EDWARDS AIR FORCE BASE, Calif. -- A world of aviation history has been made at Edwards Air Force Base, including the time a woman with not so much jet experience flew an F-86 right into the history books to become the first woman to break the sound barrier.

Though she originally had no flying aspirations, Jackie Cochran took to the sky like she was born to fly.

In an interview decades ago, she said, "I soloed the first time in 1932, and I had never seen an airplane on the ground until Saturday morning, and I soloed Monday morning."

She went on to set speed and altitude records. 

Then, in 1940, she became the first woman to pilot a bomber across the North Atlantic.  By 1943, she was directing the Women's Airforce Service Pilots Program, or WASPs, as they came to be known.  In fact, the military attributed Cochran as being the first to envision using female pilots, the need for a school to train them, and for turning it into reality.

After World War II, Cochran turned to jets. 

She became a test pilot for the Canadian manufacturer of the F-86, a company in which her husband had ownership.  She set her sights on the sound barrier, on Chuck Yeager to help her break it -- and on Edwards Air Force Base as the place to make it happen.

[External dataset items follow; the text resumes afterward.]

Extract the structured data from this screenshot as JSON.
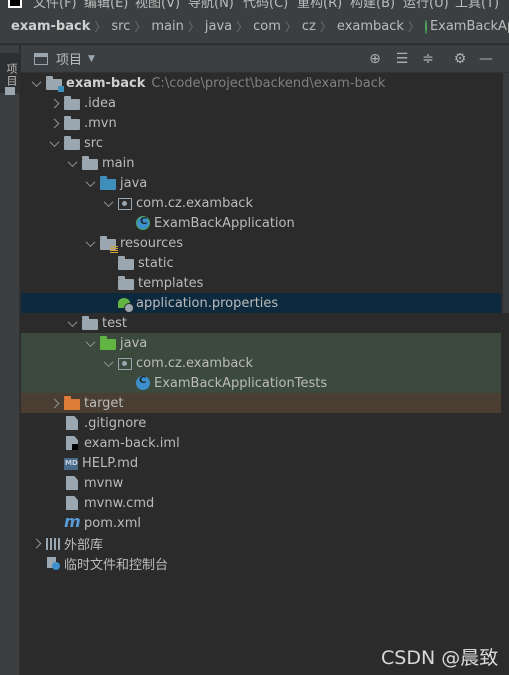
{
  "menubar": {
    "items": [
      "文件(F)",
      "编辑(E)",
      "视图(V)",
      "导航(N)",
      "代码(C)",
      "重构(R)",
      "构建(B)",
      "运行(U)",
      "工具(T)"
    ]
  },
  "breadcrumb": [
    "exam-back",
    "src",
    "main",
    "java",
    "com",
    "cz",
    "examback",
    "ExamBackApplication"
  ],
  "toolstrip": {
    "project_tab": "项目"
  },
  "panel": {
    "title": "项目",
    "buttons": [
      "crosshair-icon",
      "expand-all-icon",
      "collapse-all-icon",
      "gear-icon",
      "minimize-icon"
    ]
  },
  "tree": [
    {
      "label": "exam-back",
      "path": "C:\\code\\project\\backend\\exam-back",
      "icon": "module-folder-icon",
      "depth": 0,
      "expanded": true
    },
    {
      "label": ".idea",
      "icon": "folder-icon",
      "depth": 1,
      "expanded": false
    },
    {
      "label": ".mvn",
      "icon": "folder-icon",
      "depth": 1,
      "expanded": false
    },
    {
      "label": "src",
      "icon": "folder-icon",
      "depth": 1,
      "expanded": true
    },
    {
      "label": "main",
      "icon": "folder-icon",
      "depth": 2,
      "expanded": true
    },
    {
      "label": "java",
      "icon": "source-folder-icon",
      "depth": 3,
      "expanded": true
    },
    {
      "label": "com.cz.examback",
      "icon": "package-icon",
      "depth": 4,
      "expanded": true
    },
    {
      "label": "ExamBackApplication",
      "icon": "spring-boot-class-icon",
      "depth": 5
    },
    {
      "label": "resources",
      "icon": "resources-folder-icon",
      "depth": 3,
      "expanded": true
    },
    {
      "label": "static",
      "icon": "folder-icon",
      "depth": 4
    },
    {
      "label": "templates",
      "icon": "folder-icon",
      "depth": 4
    },
    {
      "label": "application.properties",
      "icon": "spring-properties-icon",
      "depth": 4,
      "selected": true
    },
    {
      "label": "test",
      "icon": "folder-icon",
      "depth": 2,
      "expanded": true
    },
    {
      "label": "java",
      "icon": "test-folder-icon",
      "depth": 3,
      "expanded": true
    },
    {
      "label": "com.cz.examback",
      "icon": "package-icon",
      "depth": 4,
      "expanded": true
    },
    {
      "label": "ExamBackApplicationTests",
      "icon": "class-icon",
      "depth": 5
    },
    {
      "label": "target",
      "icon": "excluded-folder-icon",
      "depth": 1,
      "expanded": false
    },
    {
      "label": ".gitignore",
      "icon": "gitignore-file-icon",
      "depth": 1
    },
    {
      "label": "exam-back.iml",
      "icon": "iml-file-icon",
      "depth": 1
    },
    {
      "label": "HELP.md",
      "icon": "markdown-file-icon",
      "depth": 1
    },
    {
      "label": "mvnw",
      "icon": "text-file-icon",
      "depth": 1
    },
    {
      "label": "mvnw.cmd",
      "icon": "text-file-icon",
      "depth": 1
    },
    {
      "label": "pom.xml",
      "icon": "maven-icon",
      "depth": 1
    },
    {
      "label": "外部库",
      "icon": "libraries-icon",
      "depth": 0,
      "expanded": false
    },
    {
      "label": "临时文件和控制台",
      "icon": "scratches-icon",
      "depth": 0
    }
  ],
  "watermark": "CSDN @晨致",
  "colors": {
    "background": "#2b2b2b",
    "panel": "#3c3f41",
    "selected_row": "#0d293e",
    "test_rows": "#3b4a3c",
    "excluded_row": "#4a3d32",
    "accent_blue": "#3d8fcc"
  }
}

Christopher Ball, with Public Affairs at Edwards Air Force Base, says the significance of Edwards has to do with its "46 square miles of hard-packed clay out there, which is a perfect landing surface for an aircraft that may not have ever been tested or landed before or is in distress. The lake bed has also been the site of Chuck Yeager when he broke the sound barrier in 1947."

Dr. Elliott Haimoff, director of the documentary, "Jackie Cochran, First Lady of Flight," says some things had to happen, though, before Jackie could start training. 

"Chuck Yeager told me that back then, in like the early 1950s, it cost $10,000 per flight that Jackie Cochran had to pay just for the insurance of the flight.  Back then people bought houses for $10,000, so it was an incredible amount of money," he said.

In a later interview, Gen. Chuck Yeager, USAF (ret.), first to break the sound barrier, explained how Jackie's flight initially came together. 

"General Doolittle came out, he set me down and said, 'do you think Jackie can hack this program, cause we don't want the Air Force embarrassed you know if something happens to her.'  I said 'I think she can hack it,'" he said.

And she did.

On May 18, 1953, Cochran became the first woman to break the sound barrier -- at Edwards Air Force Base.

And she didn't stop there. 

Cochran went on to break more speed records well into her 50s.

"She was as good as the guys were, and being a woman, that didn't make any difference," Yeager has said.

Cochran passed away in 1980, but not before she showed the world how far -- and how high -- women could go.